“In this land of ancient civilization and rich culture governed by fundamental principle that no society can prosper without respect for women expressed by sanskrit shalok
‘Yatra naryastu pujyante ramante tatra Devata’
women are now victims of heinous crimes and subjected to domestic violence, cruelty/maltreatment and sexual harassment and due to these evils, need effective protection of law administered by all agencies of State with an iron hand.”
– Justice Arun Kumar Tyagi
On 11th of August 2020, Hon’ble Justice Tyagi while dismissing the case filed against two accused of stalking, criminal intimidation and outraging the modesty of women by circulating, publishing and transmitting obscene material under Sections 354-D, 503, 509, 384 and 511 of the Indian Penal Code, 1860 (for short ‘the IPC’) and Sections 66D, 67 and 67A of the Information Technology Act, 2000 commented that, the complainant/victim of such crime has the remedy to apply to the Judicial Magistrate for monitoring and expeditious completion of investigation, in case there is an unreasonable delay on the part of the Police/Investigating Officer.
The order[i] also stated that the complainant/victim of a crime may also file complaint under section 166A (b) of the IPC against the Investigating Officer for knowingly disobeying, any direction of the law regulating the manner in which he shall conduct such investigation. He also mentioned that, in view of explanation to Section 197 (1) of the Cr.P.C. no sanction is required in case of a public servant accused of any offence alleged to have been committed under Section 166 A of the IPC. The complainant/victim of a crime may alternatively file petition in the High Court for transfer of investigation to an independent agency such as CBI etc..
While mentioning the remedies, the Single Judge Bench also pointed out that there is no specific provision in the Code of Criminal Procedure, 1973 (for short ‘the Cr.P.C’), mandatorily specifying the time limits for completion of investigation yet Section 173 (1) of the Cr.P.C. mandates that every investigation under Chapter 12- INFORMATION TO THE POLICE AND THEIR POWERS TO INVESTIGATE shall be completed without unnecessary delay.
While elucidating the need for judicial interference in the investigation procedure in this case, the Bench pointed out these notable aspects:
“The written complaints disclosed commission of cognizable offences but the Police, instead of registering the FIR proceeded to conduct preliminary inquiries regarding the allegations made in the said complaints.

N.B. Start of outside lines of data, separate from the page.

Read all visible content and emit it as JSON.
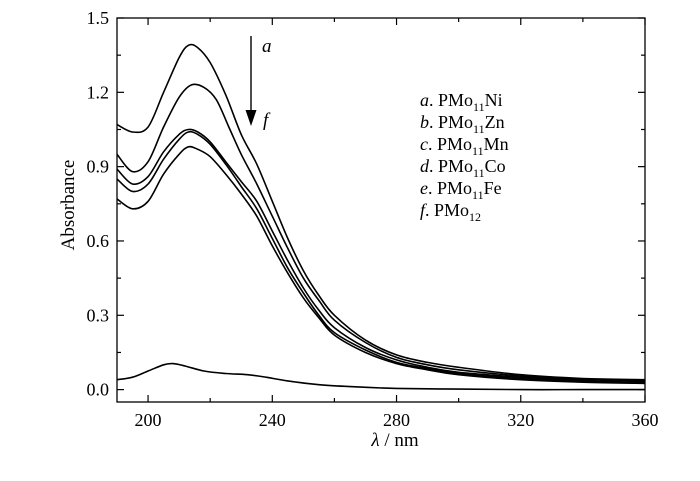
{
  "chart_data": {
    "type": "line",
    "xlabel": {
      "symbol": "λ",
      "unit": "nm"
    },
    "ylabel": "Absorbance",
    "xlim": [
      190,
      360
    ],
    "ylim": [
      -0.05,
      1.5
    ],
    "x_ticks": [
      200,
      240,
      280,
      320,
      360
    ],
    "y_ticks": [
      0.0,
      0.3,
      0.6,
      0.9,
      1.2,
      1.5
    ],
    "x_tick_labels": [
      "200",
      "240",
      "280",
      "320",
      "360"
    ],
    "y_tick_labels": [
      "0.0",
      "0.3",
      "0.6",
      "0.9",
      "1.2",
      "1.5"
    ],
    "annotation": {
      "top": "a",
      "bottom": "f"
    },
    "legend_position": "top-right",
    "series": [
      {
        "letter": "a",
        "base": "PMo",
        "sub": "11",
        "tail": "Ni",
        "points": [
          [
            190,
            1.07
          ],
          [
            195,
            1.04
          ],
          [
            200,
            1.06
          ],
          [
            205,
            1.2
          ],
          [
            210,
            1.34
          ],
          [
            213,
            1.39
          ],
          [
            216,
            1.38
          ],
          [
            220,
            1.32
          ],
          [
            225,
            1.19
          ],
          [
            230,
            1.03
          ],
          [
            235,
            0.91
          ],
          [
            240,
            0.76
          ],
          [
            245,
            0.61
          ],
          [
            250,
            0.48
          ],
          [
            255,
            0.38
          ],
          [
            260,
            0.3
          ],
          [
            270,
            0.2
          ],
          [
            280,
            0.14
          ],
          [
            290,
            0.11
          ],
          [
            300,
            0.09
          ],
          [
            320,
            0.06
          ],
          [
            340,
            0.045
          ],
          [
            360,
            0.04
          ]
        ]
      },
      {
        "letter": "b",
        "base": "PMo",
        "sub": "11",
        "tail": "Zn",
        "points": [
          [
            190,
            0.95
          ],
          [
            195,
            0.88
          ],
          [
            200,
            0.92
          ],
          [
            205,
            1.06
          ],
          [
            210,
            1.18
          ],
          [
            214,
            1.23
          ],
          [
            218,
            1.22
          ],
          [
            222,
            1.17
          ],
          [
            226,
            1.06
          ],
          [
            230,
            0.95
          ],
          [
            235,
            0.83
          ],
          [
            240,
            0.7
          ],
          [
            245,
            0.57
          ],
          [
            250,
            0.45
          ],
          [
            255,
            0.36
          ],
          [
            260,
            0.28
          ],
          [
            270,
            0.19
          ],
          [
            280,
            0.13
          ],
          [
            290,
            0.1
          ],
          [
            300,
            0.08
          ],
          [
            320,
            0.055
          ],
          [
            340,
            0.04
          ],
          [
            360,
            0.035
          ]
        ]
      },
      {
        "letter": "c",
        "base": "PMo",
        "sub": "11",
        "tail": "Mn",
        "points": [
          [
            190,
            0.89
          ],
          [
            195,
            0.83
          ],
          [
            200,
            0.86
          ],
          [
            205,
            0.96
          ],
          [
            210,
            1.03
          ],
          [
            213,
            1.05
          ],
          [
            216,
            1.04
          ],
          [
            220,
            1.0
          ],
          [
            225,
            0.92
          ],
          [
            230,
            0.84
          ],
          [
            235,
            0.76
          ],
          [
            240,
            0.64
          ],
          [
            245,
            0.52
          ],
          [
            250,
            0.41
          ],
          [
            255,
            0.32
          ],
          [
            260,
            0.25
          ],
          [
            270,
            0.17
          ],
          [
            280,
            0.12
          ],
          [
            290,
            0.09
          ],
          [
            300,
            0.07
          ],
          [
            320,
            0.05
          ],
          [
            340,
            0.035
          ],
          [
            360,
            0.03
          ]
        ]
      },
      {
        "letter": "d",
        "base": "PMo",
        "sub": "11",
        "tail": "Co",
        "points": [
          [
            190,
            0.85
          ],
          [
            195,
            0.8
          ],
          [
            200,
            0.83
          ],
          [
            205,
            0.93
          ],
          [
            210,
            1.01
          ],
          [
            213,
            1.04
          ],
          [
            216,
            1.03
          ],
          [
            220,
            0.99
          ],
          [
            225,
            0.91
          ],
          [
            230,
            0.82
          ],
          [
            235,
            0.73
          ],
          [
            240,
            0.61
          ],
          [
            245,
            0.49
          ],
          [
            250,
            0.39
          ],
          [
            255,
            0.3
          ],
          [
            260,
            0.23
          ],
          [
            270,
            0.16
          ],
          [
            280,
            0.11
          ],
          [
            290,
            0.085
          ],
          [
            300,
            0.065
          ],
          [
            320,
            0.045
          ],
          [
            340,
            0.033
          ],
          [
            360,
            0.028
          ]
        ]
      },
      {
        "letter": "e",
        "base": "PMo",
        "sub": "11",
        "tail": "Fe",
        "points": [
          [
            190,
            0.77
          ],
          [
            195,
            0.73
          ],
          [
            200,
            0.76
          ],
          [
            205,
            0.87
          ],
          [
            210,
            0.95
          ],
          [
            213,
            0.98
          ],
          [
            216,
            0.97
          ],
          [
            220,
            0.94
          ],
          [
            225,
            0.87
          ],
          [
            230,
            0.79
          ],
          [
            235,
            0.7
          ],
          [
            240,
            0.58
          ],
          [
            245,
            0.47
          ],
          [
            250,
            0.37
          ],
          [
            255,
            0.29
          ],
          [
            260,
            0.22
          ],
          [
            270,
            0.15
          ],
          [
            280,
            0.105
          ],
          [
            290,
            0.08
          ],
          [
            300,
            0.06
          ],
          [
            320,
            0.04
          ],
          [
            340,
            0.03
          ],
          [
            360,
            0.025
          ]
        ]
      },
      {
        "letter": "f",
        "base": "PMo",
        "sub": "12",
        "tail": "",
        "points": [
          [
            190,
            0.04
          ],
          [
            195,
            0.05
          ],
          [
            200,
            0.075
          ],
          [
            205,
            0.1
          ],
          [
            208,
            0.105
          ],
          [
            212,
            0.095
          ],
          [
            218,
            0.075
          ],
          [
            225,
            0.065
          ],
          [
            232,
            0.06
          ],
          [
            238,
            0.05
          ],
          [
            245,
            0.035
          ],
          [
            255,
            0.02
          ],
          [
            265,
            0.012
          ],
          [
            280,
            0.005
          ],
          [
            300,
            0.002
          ],
          [
            320,
            0.0
          ],
          [
            340,
            0.0
          ],
          [
            360,
            0.0
          ]
        ]
      }
    ]
  }
}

As per law laid down by Hon’ble Supreme Court in Lalita Kumari Vs. Government of U.P. (2014) 2 SCC 1 such preliminary inquiry could be made only to ascertain whether the complaint disclosed commission of cognizable offences and was required to be completed within forty five days. The preliminary inquiry was conducted by making an ‘investigation’ in ‘mini trial’ mode by joining the complainant, accused and witnesses.
The police is expected to take prompt action for registration of FIR and investigation of the case where complaint discloses commission of cognizable offence but in the present case there was unreasonable delay in registration of FIR as well as investigation of the case which warrants interference by this Court in exercise of its inherent jurisdiction.”
Citing the famous case of Shashi Thomas Vs. State and Others : (2007) 1 RCR Criminal 695 wherein proper and fair investigation on the part of the Investigating Officer was held to be the backbone of rule of law, Hon’ble Justice Tyagi indicated that investigation has to be fair, prompt, transparent and judicious to both the victim as well as the accused and ineffective, unfair, obscure, inexpedient and delayed investigation negates and would be the antithesis of the rule of law affirmed by Article 21 of the Constitution of India.